Si dans les autres pays, la jeunesse est d’une grande importance parce qu’elle est la représentation de l’avenir, en Haïti, les jeunes sont livrés à eux-mêmes. C’est une jeunesse laissée-pour-contre. Un constat qui est dressé par de nombreux jeunes de différentes catégories sociales témoignés lors d’un micro trottoirs sur la dépravation de la société haïtienne.

D’une part, Gérard Datier présente la drogue et la prostitution comme des principaux cancers qui ravagent la jeunesse haïtienne après ses différentes recherches et observation sur l’étude scientifique de la sociologie en Haïti. « La drogue et la prostitution sont les conséquences du chômage, et de la misère auxquels sont confrontés les jeunes haïtiens.

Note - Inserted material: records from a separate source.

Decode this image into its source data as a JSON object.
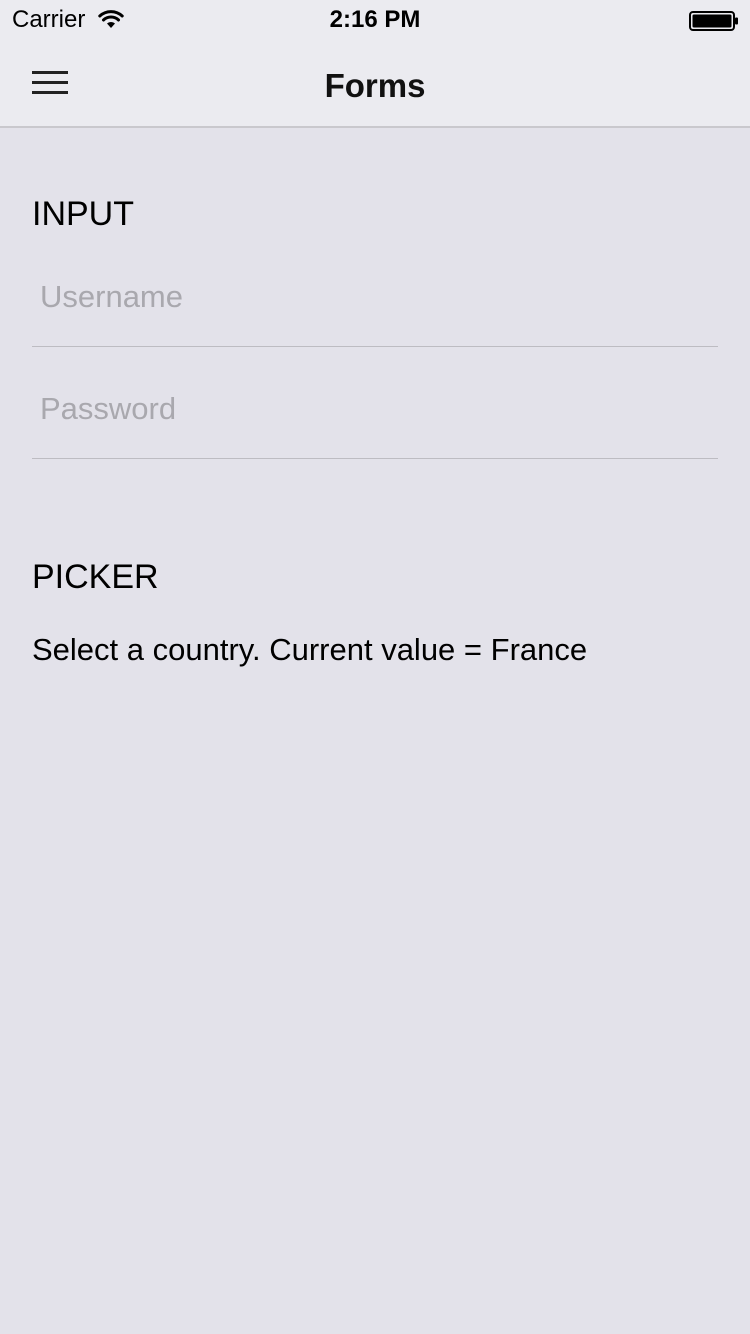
{
  "status_bar": {
    "carrier": "Carrier",
    "time": "2:16 PM",
    "wifi_icon": "wifi-icon",
    "battery_icon": "battery-icon"
  },
  "nav": {
    "menu_icon": "hamburger-menu-icon",
    "title": "Forms"
  },
  "input_section": {
    "title": "INPUT",
    "username": {
      "placeholder": "Username",
      "value": ""
    },
    "password": {
      "placeholder": "Password",
      "value": ""
    }
  },
  "picker_section": {
    "title": "PICKER",
    "text": "Select a country. Current value = France"
  },
  "colors": {
    "background": "#e3e2ea",
    "nav_background": "#ebebf0",
    "placeholder": "#a9a8ae",
    "divider": "#bdbcc2"
  }
}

Et c’est aussi une question du manque d’éducation que subissent ces jeunes », explique-t-il.

Carmen Gémeau, de son coté, décrit un tableau sombre de la situation actuelle de la jeunesse haïtienne au cours de ses études sur l’éducation : « pas d’emplois, pas d’orientation, pas de divertissements pour les jeunes », estime-t-elle. Elle se sent livrée à elle-même et à son avenir incertain en Haïti.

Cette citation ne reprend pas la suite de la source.